Selective COX-2 inhibitor (celecoxib) decreases cellular growth in prostate cancer cell lines independent of p53

Abstract

Celecoxib is a clinically available COX-2 inhibitor that has been reported to have antineoplastic activity. It has been proposed as a preventative agent for several types of early neoplastic lesions. Earlier studies have shown that sensitivity of prostatic carcinoma (PCa) to celecoxib is associated with apoptosis; however, these studies have not demonstrated adequately whether this effect is dependent on p53 status. We studied the relation between sensitivity to celecoxib and the phenotypic p53 status of PCa cells lines, LNCaP (wild type p53), PC3 (null p53) and DU145 (mutated p53). Cellular growth was assessed at 24, 48, 72 and 96 h after celecoxib treatment at concentrations of 0, 10, 30, 50, 70 and 100 μM using an MTT assay. Cellular proliferation (Ki-67 expression) was determined by immunocytochemistry. Phenotypic expression of p53 was analyzed by western blotting.

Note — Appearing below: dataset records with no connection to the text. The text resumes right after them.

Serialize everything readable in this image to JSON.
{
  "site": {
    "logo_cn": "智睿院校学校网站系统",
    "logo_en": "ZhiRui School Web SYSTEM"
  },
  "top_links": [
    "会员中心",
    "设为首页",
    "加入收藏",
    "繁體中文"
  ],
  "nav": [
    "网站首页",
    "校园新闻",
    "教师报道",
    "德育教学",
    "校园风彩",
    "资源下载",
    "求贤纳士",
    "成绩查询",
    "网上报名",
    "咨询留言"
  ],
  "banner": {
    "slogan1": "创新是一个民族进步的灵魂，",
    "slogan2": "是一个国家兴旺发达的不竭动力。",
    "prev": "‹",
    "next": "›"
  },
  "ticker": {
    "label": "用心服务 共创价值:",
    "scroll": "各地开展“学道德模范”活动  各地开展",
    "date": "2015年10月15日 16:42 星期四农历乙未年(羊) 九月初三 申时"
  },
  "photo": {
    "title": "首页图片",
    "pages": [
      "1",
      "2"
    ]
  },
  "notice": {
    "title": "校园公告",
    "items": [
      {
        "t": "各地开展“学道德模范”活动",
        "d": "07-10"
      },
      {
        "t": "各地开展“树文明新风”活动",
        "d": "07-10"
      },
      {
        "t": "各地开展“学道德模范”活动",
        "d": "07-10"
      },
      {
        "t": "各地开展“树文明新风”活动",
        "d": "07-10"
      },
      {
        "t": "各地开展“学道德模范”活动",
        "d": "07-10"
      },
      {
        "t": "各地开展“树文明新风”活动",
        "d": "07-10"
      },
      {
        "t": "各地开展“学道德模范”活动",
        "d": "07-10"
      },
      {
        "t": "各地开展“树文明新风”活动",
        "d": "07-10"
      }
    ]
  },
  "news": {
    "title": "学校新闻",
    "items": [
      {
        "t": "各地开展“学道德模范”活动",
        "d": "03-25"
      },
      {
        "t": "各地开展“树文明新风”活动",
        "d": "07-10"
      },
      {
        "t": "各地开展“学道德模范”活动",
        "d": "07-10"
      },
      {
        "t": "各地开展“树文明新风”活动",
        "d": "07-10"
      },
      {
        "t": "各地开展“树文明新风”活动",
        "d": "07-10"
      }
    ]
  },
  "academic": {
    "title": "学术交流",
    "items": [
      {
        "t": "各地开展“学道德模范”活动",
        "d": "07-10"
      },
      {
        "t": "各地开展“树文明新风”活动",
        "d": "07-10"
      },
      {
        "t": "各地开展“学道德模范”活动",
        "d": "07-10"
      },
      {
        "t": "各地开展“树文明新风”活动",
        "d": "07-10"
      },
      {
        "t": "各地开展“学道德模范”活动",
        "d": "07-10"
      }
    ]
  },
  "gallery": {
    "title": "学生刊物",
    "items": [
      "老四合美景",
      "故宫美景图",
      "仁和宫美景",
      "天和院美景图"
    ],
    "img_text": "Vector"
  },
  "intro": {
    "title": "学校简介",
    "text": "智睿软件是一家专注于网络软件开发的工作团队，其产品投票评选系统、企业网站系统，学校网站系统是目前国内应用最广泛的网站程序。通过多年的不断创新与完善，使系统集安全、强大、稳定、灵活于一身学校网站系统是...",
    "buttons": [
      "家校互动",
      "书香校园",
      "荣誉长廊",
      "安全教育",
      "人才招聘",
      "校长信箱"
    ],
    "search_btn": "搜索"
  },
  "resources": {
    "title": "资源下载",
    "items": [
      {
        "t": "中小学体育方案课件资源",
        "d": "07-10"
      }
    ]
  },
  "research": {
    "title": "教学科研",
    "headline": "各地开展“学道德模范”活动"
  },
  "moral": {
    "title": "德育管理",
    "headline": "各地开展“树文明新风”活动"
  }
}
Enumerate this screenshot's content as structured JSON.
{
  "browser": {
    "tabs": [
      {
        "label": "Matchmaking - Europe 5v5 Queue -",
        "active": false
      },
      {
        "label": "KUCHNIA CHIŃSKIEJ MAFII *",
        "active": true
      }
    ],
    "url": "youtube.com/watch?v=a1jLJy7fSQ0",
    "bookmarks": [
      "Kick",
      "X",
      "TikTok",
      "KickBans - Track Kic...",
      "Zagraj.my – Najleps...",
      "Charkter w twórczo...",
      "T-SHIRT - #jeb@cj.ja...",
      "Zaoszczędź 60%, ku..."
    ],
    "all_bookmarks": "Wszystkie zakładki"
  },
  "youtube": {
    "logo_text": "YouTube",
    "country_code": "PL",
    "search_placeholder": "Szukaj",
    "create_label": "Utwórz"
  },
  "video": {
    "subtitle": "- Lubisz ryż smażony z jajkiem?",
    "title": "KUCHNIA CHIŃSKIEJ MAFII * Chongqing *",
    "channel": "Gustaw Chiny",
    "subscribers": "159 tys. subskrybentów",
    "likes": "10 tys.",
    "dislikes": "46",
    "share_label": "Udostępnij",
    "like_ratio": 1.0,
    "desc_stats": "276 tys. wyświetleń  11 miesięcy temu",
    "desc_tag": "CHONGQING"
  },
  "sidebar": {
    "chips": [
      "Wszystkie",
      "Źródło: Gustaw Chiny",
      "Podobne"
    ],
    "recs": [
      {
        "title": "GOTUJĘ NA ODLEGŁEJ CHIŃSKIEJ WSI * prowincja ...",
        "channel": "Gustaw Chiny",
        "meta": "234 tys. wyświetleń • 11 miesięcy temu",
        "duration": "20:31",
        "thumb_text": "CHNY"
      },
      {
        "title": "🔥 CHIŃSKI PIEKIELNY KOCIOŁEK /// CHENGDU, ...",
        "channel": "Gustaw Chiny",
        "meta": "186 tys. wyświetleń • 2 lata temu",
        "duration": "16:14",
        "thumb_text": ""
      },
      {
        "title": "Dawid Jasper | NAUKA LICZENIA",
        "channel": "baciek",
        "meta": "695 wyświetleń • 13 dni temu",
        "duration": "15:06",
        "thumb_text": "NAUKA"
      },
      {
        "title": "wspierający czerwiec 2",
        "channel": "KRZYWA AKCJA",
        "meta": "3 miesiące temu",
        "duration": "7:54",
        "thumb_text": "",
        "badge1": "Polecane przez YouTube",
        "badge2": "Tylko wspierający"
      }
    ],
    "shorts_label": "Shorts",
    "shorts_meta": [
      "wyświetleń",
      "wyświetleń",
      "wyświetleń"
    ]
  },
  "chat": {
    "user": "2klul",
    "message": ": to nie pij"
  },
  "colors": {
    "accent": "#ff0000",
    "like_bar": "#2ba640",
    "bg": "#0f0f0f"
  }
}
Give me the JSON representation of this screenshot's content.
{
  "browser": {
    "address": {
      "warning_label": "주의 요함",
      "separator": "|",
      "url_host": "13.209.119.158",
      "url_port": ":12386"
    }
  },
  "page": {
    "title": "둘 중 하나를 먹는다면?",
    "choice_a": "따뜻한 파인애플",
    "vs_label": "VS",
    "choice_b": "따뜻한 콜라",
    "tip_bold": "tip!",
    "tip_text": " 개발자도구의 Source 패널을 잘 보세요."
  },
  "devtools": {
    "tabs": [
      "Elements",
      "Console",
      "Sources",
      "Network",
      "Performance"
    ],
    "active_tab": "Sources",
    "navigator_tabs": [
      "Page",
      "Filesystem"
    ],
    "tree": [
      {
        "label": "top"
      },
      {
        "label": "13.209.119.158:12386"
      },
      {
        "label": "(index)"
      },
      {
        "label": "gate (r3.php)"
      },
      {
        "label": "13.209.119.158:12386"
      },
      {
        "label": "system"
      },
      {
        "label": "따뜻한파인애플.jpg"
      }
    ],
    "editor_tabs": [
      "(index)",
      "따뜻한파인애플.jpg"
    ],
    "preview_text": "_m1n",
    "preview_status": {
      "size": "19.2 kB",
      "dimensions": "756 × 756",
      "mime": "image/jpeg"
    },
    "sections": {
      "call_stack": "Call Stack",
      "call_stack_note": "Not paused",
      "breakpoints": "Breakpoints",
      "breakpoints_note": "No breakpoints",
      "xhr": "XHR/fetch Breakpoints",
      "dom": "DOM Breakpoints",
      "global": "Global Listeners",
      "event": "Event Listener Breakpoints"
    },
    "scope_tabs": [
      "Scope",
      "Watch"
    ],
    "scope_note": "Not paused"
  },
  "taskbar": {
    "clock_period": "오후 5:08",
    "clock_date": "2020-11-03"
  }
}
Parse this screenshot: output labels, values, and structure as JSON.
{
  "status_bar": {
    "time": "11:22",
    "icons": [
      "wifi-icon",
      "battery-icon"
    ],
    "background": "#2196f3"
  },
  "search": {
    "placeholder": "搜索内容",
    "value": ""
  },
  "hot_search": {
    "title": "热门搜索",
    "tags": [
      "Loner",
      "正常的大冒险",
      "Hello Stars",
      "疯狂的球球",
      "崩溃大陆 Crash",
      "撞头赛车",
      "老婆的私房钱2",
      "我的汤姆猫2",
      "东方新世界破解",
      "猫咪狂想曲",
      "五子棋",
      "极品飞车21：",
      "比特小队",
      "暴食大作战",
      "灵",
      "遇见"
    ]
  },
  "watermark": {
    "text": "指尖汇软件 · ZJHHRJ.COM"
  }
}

The effects of celecoxib on cellular growth and its association with p53 were assessed after down-regulation of p53 using synthetic interfering RNAs (siRNA) in LNCaP cells. Expression of p53 and COX-2 at mRNA levels was assessed by quantitative real time polymerase reaction (qRT-PCR). We found that celecoxib inhibited cellular growth and proliferation in a dose-dependent manner in all three cell lines; LNCaP cells with a native p53 were the most sensitive to celecoxib. We observed a down- regulation effect on p53 in LNCaP cells exposed to ≥ 30 μM celecoxib for 72 h, but found no significant changes in the p53 levels of DU145 cells, which have a mutated p53. Reduced COX-2 expression was found with decreased p53 in LNCaP and PC-3 cells that were exposed to ≥ 20 μM of celecoxib for 72 h, but COX-2 expression was increased in DU145 cells. All three cell lines demonstrated pan-cytotoxicity when exposed to 100 μM celecoxib. When p53 expression was inhibited using siRNA in LNCaP cells, the inhibitory effects on cellular growth usually exerted by celecoxib were not changed significantly. Celecoxib reduces the growth of prostate cancer cell lines in part by decreasing proliferation, which suggests that the inhibition of growth of LNCaP cells by celecoxib is independent of normal levels of native p53.